Decompression

Many web servers use compression to reduce the size of the payload to speed up delivery to clients, expecting clients to decompress the body of the request. Some of the common compression algorithms used are gzip, brotli, deflate, or no compression at all.

Clients may specify acceptable compression algorithms through the accept-encoding request header. It's common for clients to supply one or more values in accept-encoding, for example accept-encoding: gzip, deflate, identity in the order of preference.

Servers will read the accept-encoding and TE request headers, and respond appropriately indicating which compression is used in the response body through the content-encoding or transfer-encoding response headers respectively. It's not as common to use multiple compression algorithms, but it is possible: for example, content-encoding: gzip or content-encoding: br, gzip (meaning it was compressed with br first, and then gzip).

Mint is a low-level client so it doesn't have built-in support for decompression. In this guide we'll explore how to add support for decompression when using Mint.

Decompressing the response body

Starting with the architecture example, we're going add some logic to handle a finished request's compressed body. With some compression algorithms, it's possible to decompress body chunks as they come (in a streaming way), but let's look at an example that works for every compression algorithm by decompressing the whole response body when the response is done.

This is where we start:

defp process_response({:done, request_ref}, state) do
  {%{response: response, from: from}, state} = pop_in(state.requests[request_ref])
  GenServer.reply(from, {:ok, response})
  state
end

This function handles the response back to the blocked process that's waiting for the HTTP response. You'll see that it returns {:ok, response} with response being a map with :status, :headers, and :data fields.

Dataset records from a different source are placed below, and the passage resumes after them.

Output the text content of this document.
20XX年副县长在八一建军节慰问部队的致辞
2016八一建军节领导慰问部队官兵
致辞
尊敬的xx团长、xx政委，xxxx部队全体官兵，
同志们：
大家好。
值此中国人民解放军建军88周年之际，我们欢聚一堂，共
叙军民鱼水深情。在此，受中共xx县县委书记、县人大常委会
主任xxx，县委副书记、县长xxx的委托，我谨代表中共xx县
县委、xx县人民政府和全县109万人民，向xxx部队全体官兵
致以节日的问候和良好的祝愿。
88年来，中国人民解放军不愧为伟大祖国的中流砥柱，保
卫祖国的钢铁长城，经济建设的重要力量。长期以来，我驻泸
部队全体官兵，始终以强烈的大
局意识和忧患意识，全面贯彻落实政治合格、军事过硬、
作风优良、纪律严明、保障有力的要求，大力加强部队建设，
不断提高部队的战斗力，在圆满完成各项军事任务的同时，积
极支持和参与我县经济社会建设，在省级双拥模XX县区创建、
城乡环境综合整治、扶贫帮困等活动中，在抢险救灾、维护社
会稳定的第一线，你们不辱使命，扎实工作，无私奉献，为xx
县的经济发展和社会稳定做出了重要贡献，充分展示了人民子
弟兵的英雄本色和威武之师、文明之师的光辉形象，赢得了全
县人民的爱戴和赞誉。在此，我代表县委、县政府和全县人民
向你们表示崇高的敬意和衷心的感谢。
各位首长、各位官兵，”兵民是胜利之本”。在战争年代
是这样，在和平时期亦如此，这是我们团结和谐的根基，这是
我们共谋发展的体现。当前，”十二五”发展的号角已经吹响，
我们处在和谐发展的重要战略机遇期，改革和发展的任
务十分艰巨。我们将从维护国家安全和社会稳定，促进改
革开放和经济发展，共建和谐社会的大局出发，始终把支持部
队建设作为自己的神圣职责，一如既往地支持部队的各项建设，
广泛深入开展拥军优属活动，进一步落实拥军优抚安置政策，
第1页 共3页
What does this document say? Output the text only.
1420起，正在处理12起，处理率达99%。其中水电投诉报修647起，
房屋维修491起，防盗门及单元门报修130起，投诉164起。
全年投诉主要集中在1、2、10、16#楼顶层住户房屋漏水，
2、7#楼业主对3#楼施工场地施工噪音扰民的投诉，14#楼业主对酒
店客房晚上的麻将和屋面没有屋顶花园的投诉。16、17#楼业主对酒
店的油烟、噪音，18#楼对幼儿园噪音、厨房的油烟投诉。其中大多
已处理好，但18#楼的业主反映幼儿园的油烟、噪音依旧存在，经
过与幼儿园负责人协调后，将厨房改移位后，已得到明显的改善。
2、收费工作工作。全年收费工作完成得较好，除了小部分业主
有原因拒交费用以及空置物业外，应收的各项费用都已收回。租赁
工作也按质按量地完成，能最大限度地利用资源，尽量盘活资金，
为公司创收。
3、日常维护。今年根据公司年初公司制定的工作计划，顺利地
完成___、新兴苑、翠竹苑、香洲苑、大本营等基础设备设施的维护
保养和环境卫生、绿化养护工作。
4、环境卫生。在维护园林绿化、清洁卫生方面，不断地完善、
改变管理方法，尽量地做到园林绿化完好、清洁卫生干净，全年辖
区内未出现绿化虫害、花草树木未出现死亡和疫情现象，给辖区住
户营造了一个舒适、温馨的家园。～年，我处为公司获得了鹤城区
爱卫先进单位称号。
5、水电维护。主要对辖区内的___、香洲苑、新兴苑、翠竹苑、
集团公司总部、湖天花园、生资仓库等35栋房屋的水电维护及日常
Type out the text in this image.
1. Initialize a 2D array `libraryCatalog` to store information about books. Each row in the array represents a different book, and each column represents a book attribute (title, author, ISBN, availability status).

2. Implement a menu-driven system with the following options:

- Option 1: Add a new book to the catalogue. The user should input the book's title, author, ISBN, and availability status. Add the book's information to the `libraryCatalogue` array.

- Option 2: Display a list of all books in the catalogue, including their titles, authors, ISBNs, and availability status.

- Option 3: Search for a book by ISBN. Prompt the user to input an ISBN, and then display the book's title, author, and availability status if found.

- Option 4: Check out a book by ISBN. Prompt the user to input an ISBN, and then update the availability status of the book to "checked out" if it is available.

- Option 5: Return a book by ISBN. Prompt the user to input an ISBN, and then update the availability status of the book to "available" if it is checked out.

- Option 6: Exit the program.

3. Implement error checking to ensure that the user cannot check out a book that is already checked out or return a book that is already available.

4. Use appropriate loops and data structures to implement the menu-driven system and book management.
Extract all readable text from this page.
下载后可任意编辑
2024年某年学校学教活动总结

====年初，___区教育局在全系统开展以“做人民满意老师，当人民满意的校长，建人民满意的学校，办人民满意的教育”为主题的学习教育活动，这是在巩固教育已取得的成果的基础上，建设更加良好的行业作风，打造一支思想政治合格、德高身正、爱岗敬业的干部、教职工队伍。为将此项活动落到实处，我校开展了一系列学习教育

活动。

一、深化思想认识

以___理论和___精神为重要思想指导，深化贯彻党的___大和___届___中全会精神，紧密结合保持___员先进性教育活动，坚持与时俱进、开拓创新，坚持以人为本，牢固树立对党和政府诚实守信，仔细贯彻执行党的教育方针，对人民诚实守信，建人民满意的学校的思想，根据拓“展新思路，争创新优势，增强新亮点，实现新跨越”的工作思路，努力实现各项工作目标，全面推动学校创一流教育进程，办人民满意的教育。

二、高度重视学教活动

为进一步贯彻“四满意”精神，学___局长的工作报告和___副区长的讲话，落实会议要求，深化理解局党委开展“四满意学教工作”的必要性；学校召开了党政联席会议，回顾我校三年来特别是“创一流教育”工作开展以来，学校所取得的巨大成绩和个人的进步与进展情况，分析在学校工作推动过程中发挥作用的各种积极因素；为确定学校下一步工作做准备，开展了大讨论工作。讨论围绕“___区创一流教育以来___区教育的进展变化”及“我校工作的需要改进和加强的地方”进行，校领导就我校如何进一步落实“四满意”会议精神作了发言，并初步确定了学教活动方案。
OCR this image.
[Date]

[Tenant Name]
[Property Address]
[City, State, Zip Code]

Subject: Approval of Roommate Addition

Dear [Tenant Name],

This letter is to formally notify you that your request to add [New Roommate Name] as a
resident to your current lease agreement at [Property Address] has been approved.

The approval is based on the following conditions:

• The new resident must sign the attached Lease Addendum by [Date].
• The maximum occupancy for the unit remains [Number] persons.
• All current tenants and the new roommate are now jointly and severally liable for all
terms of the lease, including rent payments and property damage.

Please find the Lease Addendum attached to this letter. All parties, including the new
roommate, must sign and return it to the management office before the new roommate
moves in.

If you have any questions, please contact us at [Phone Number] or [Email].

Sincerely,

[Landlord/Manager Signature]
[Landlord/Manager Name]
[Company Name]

We need to attempt to decompress the data if the content-encoding header is present. We're going to work with content-encoding, but the same applies if compression is used in transfer-encoding. First, we're going to find the header. Let's add a function to do that:

# Returns a list of found compressions or [] if none found.
defp get_content_encoding_header(headers) do
  Enum.find_value(headers, [], fn {name, value} ->
    if String.downcase(name) == "content-encoding" do
      value
      |> String.downcase()
      |> String.split(",", trim: true)
      |> Stream.map(&String.trim/1)
      |> Enum.reverse()
    else
      nil
    end
  end)
end

Now we should have a list like ["gzip"]. We reversed the compression algorithms so that we decompress from the last one to the first one. Let's use this in another function that handles the decompression. Thankfully, Erlang ships with built-in support for gzip and deflate algorithms.

defp decompress_data(data, algorithms) do
  Enum.reduce(algorithms, data, &decompress_with_algorithm/2)
end

defp decompress_with_algorithm(gzip, data) when gzip in ["gzip", "x-gzip"],
  do: :zlib.gunzip(data)

defp decompress_with_algorithm("deflate", data),
  do: :zlib.unzip(data)

defp decompress_with_algorithm("identity", data),
  do: data

defp decompress_with_algorithm(algorithm, data),
  do: raise "unsupported decompression algorithm: #{inspect(algorithm)}"

In case you come across an unsupported algorithm, you might want to log or raise an exception so you can see where you may be lacking support.

Now let's put it together. We can use these new functions when the request is done and pass the result back to the client.

defp process_response({:done, request_ref}, state) do
  {%{response: response, from: from}, state} = pop_in(state.requests[request_ref])

  # Handle compression here.
  compression_algorithms = get_content_encoding_header(response.headers)
  response = update_in(response.data, &decompress_data(&1, compression_algorithms))

  GenServer.reply(from, {:ok, response})

  state
end

Now you can decompress responses! Above is a simple approach to a potentially complex response, so there is room for error. For example, this guide does not handle decompression errors or compression through transfer-encoding (although the code stays very similar in that case).